To Shafer all these programs are essential to the church and a key part of what has helped the congregation thrive during his time as pastor.
“People come to this congregation for worship because we’re the place that sponsors the shelter, because we’re the place that has fifteen 12 Step groups, because we’re the place with a school,” said Shafer. “I think we give people a chance to act out their faith because of all the involvement we have in the community and they can see the work of God at work in this community.”
One of the enduring legacies Shafer created is the Bruin homeless shelter, which opened at Mount Olive in 2016 and led to his face being plastered on the side of several Big Blue Buses as part of the City’s 2018 “We Are Santa Monica” campaign.
The shelter houses around ten college students at a time, giving them invaluable stability, housing, food, community and support, while they work towards a degree. It is run entirely by student volunteers and helped thrust the hidden issue of college homelessness into the spotlight.
“I didn’t know anything about homeless college students when I came here, and I dare to say most of the country knew nothing about homeless college students,” said Shafer. “Because of the publicity that we’ve gotten from your newspaper and others, we’ve raised the issue of homelessness among college students in the nation.”
Indeed the Bruin Shelter at Mount Olive has been featured on CBS Sunday Morning, NPR, the New York Times, the LA Times and PBS. Under the sponsorship of Mount Olive, the student organization that runs the shelter, Students 4 Students, has opened three more shelters serving college communities in Los Angeles, Santa Cruz and Davis.
“Those things have helped other people become sensitive to this issue. Now there are initiatives for homeless college students across the country, and we help get that started. That’s very satisfying,” said Shafer.

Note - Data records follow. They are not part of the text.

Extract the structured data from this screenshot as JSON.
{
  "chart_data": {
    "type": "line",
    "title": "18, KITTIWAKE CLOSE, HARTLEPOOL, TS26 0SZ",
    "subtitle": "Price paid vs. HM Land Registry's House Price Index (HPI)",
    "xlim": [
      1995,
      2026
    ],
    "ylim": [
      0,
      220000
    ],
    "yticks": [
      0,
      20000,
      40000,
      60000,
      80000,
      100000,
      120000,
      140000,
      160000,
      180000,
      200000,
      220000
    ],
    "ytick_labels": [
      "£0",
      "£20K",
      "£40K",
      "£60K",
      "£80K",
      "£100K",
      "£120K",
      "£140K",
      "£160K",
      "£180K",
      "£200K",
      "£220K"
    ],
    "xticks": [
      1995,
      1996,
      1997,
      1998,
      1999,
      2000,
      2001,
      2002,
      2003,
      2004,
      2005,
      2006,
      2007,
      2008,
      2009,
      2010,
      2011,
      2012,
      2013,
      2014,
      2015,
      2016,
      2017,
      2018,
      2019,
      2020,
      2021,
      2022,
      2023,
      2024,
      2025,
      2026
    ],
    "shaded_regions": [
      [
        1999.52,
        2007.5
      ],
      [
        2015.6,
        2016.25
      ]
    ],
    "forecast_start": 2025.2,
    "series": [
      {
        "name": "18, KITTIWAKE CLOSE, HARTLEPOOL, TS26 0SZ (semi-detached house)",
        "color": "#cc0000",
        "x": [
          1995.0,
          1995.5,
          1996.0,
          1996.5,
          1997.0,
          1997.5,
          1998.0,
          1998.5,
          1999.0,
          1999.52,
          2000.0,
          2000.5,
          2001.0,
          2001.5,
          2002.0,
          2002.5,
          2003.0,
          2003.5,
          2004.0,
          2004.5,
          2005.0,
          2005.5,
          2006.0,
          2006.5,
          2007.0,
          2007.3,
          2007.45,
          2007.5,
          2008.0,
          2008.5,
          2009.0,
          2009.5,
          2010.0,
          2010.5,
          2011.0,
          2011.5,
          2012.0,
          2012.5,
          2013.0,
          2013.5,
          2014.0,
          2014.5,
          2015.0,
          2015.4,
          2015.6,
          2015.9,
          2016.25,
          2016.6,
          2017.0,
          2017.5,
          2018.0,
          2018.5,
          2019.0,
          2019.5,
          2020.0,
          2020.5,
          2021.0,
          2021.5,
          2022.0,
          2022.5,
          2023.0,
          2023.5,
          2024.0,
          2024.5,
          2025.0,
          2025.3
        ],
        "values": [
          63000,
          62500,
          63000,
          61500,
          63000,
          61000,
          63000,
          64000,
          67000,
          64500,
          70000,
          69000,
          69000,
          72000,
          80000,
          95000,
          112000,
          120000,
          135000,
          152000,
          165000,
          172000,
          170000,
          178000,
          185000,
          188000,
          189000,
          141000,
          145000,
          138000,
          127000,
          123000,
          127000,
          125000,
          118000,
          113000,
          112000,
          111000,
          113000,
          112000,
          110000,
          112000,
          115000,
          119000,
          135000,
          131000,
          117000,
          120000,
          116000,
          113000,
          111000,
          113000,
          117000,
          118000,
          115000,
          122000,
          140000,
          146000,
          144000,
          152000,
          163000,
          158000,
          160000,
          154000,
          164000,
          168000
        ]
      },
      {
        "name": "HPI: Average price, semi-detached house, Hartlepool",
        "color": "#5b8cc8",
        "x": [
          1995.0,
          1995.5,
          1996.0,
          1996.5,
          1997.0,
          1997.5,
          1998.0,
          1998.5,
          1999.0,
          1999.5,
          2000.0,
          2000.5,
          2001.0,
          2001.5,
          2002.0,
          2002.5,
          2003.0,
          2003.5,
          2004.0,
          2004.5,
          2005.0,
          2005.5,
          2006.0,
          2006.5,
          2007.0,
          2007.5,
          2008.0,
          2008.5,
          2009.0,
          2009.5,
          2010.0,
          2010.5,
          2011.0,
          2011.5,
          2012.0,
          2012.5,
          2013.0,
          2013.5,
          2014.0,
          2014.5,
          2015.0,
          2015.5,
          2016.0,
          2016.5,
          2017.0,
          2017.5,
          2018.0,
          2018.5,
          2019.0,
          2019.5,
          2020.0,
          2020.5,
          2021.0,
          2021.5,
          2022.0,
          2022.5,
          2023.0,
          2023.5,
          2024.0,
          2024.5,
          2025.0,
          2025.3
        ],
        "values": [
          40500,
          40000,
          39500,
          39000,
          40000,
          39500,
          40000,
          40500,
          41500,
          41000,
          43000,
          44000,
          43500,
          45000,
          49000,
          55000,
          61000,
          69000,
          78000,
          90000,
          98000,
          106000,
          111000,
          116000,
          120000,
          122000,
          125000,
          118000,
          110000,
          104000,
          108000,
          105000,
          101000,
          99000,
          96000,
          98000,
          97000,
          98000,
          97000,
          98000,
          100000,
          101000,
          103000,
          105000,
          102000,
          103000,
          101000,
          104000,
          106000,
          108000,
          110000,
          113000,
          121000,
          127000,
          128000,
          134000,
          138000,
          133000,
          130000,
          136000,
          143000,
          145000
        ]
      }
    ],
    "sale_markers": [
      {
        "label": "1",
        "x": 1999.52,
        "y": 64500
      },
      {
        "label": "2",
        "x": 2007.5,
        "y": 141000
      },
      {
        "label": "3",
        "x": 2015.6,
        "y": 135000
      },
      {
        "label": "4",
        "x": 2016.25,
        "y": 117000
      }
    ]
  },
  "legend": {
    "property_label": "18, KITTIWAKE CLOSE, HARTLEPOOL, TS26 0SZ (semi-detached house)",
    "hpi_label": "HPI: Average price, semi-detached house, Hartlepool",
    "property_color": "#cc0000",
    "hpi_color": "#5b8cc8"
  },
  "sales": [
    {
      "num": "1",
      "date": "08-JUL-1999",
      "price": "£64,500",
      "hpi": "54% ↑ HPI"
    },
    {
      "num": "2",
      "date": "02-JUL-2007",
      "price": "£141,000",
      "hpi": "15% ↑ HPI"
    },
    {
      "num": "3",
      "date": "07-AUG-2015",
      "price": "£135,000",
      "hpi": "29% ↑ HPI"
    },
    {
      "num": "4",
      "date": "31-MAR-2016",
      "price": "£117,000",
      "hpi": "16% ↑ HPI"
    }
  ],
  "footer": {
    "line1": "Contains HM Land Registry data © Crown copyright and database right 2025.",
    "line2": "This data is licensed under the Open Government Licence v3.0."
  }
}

In addition to the founding of the shelter, Shafer helped found the Santa Monica Area Interfaith Council, which hosts monthly meetings, sponsors worship services and collectively stands up for justice issues in the community and nation. For example, after the mass attack on gay and lesbian people in Orlando in 2016, Shafer helped organize a “Love Orlando, Music Heals” fundraising concert at Mt. Olive.
“People of faith, whatever their faith, have such commonality you know, they believe in caring for the widow and orphan, to use the traditional language, for the poor,” said Shafer. “We don’t come to the interfaith table to change each other or convert each other—we even love to talk about our differences because they’re fascinating—but we know that we have so much more in common than we have different.”
Other notable accomplishments during Shafer’s tenure include the renovation of the church entryway to make it a more welcoming space and the removal of two-thirds of the fixed pews to create a gathering space that can host a much wider range of activities inside the church.
During the pandemic Shafer served as a pillar for many congregation members, by rapidly converting to online services and launching a weekly YouTube interview series called “Hope Matters.” The virtual service proved so popular that the church is continuing it to this day.